Monday, September 29, 2008

Peace...with a pinch of paranoia

Things have been pretty boring around here, to tell the truth. But I have come to embrace the mundane. The average. The every day.

In other words, the healthy times.

It has been about 5 days short of 6 months since Cece's last bout with pneumonia, which was the cause of her last hospitalization. Really this is nothing short of a miracle. For a child with sickle cell disease it is just plain expected to be inpatient several times a year. (Isn't there something ironic with regard to the two definitions of "inpatient???" But I digress...) Last year she had frequent flyer status after visiting our friends in Peds 4 times, the last one ending on Christmas Eve. Thank you Lord, for the miracle of the timing on that release!!!

So although I try my hardest to have FAITH and PATIENCE and TRUST and all that good stuff, the reality is that I am always waiting. As another mom of a young child born with sickle cell disease said, "I'm always waiting for the other sickle cell shoe to drop."

Sometime soon I think I will post some FAQ's about SCD, because I sure didn't have a clue what it was all about before our beautiful girl came into our lives. But the reader's digest version is that there are a lot of issues that can come along with it, and no one can really tell you when or how or even IF your child will have to deal with them. It's a waiting game. A hoping game. A praying game.

I've never been a superstitious person, but every time someone asks me how the kids are doing I feel compelled to knock on wood. Ridiculous, I know. But this is life sometimes, for all of us. Taking a breath and hoping for the best. Taking a step and hoping not to fall. Taking a leap and letting faith show us the way.

So let me just say it out loud...and this is tough for this control freak to do...

GOD, YOU ARE IN CONTROL.

And YOU are good.

Tomorrow I attend my first patient advocate group meeting at our local hospital. I was asked to participate in order to represent parents of pediatric patients. I was flattered and surprised, and happily accepting of the invitation. I am hoping that maybe, in some very small way, I can make a difference for Cece's future - and for the future of any other children that will visit there. After all, she'll be spending her share of time in Room 204. She already has. But for now, she's sleeping peacefully in her room full of stuffed animals and waaayyy too many shoes (she has a thing for shoes - really).

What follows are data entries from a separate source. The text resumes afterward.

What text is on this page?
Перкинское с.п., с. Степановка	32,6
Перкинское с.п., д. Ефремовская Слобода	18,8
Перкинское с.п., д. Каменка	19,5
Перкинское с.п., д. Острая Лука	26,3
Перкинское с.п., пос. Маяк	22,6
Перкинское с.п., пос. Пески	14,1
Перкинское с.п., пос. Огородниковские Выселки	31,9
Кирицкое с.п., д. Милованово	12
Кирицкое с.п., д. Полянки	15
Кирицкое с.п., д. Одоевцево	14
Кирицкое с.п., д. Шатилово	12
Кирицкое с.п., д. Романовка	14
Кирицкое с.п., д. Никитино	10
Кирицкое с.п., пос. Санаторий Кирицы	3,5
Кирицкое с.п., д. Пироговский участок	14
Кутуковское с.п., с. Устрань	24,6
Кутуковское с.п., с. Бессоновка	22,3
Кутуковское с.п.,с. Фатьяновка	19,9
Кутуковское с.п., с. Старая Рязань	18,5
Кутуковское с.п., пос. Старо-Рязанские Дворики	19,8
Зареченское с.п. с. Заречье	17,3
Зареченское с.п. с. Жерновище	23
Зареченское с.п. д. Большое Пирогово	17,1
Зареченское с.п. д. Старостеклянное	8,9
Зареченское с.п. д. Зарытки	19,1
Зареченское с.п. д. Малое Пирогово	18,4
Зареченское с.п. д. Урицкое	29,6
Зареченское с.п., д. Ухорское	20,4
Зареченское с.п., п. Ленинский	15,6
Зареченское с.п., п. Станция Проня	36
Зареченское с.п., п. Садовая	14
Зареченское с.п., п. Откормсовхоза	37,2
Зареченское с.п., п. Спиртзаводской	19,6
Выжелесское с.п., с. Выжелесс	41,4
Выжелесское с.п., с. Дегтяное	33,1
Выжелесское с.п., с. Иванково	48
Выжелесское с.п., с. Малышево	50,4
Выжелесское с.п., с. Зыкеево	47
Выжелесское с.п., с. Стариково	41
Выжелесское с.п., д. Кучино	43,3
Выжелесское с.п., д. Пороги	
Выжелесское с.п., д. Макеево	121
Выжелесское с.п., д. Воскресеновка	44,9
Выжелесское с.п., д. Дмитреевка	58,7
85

Thank you Lord, for the healthy times. Please send some Abby's way.

2 comments:

Michelle Riggs said...

Praise God that things have been boring and routine for you.

We have been praying for boring here. :-)

I would love to learn more about sickle cell. The sickle cell peds stay on the same unit that Abby is on. I would love to find out more about what their parents are dealing with.

praying for you and your daughter. Did you know that she had sickle cell before you adopted her?

Michelle Riggs said...

How are you all doing? You have been quiet.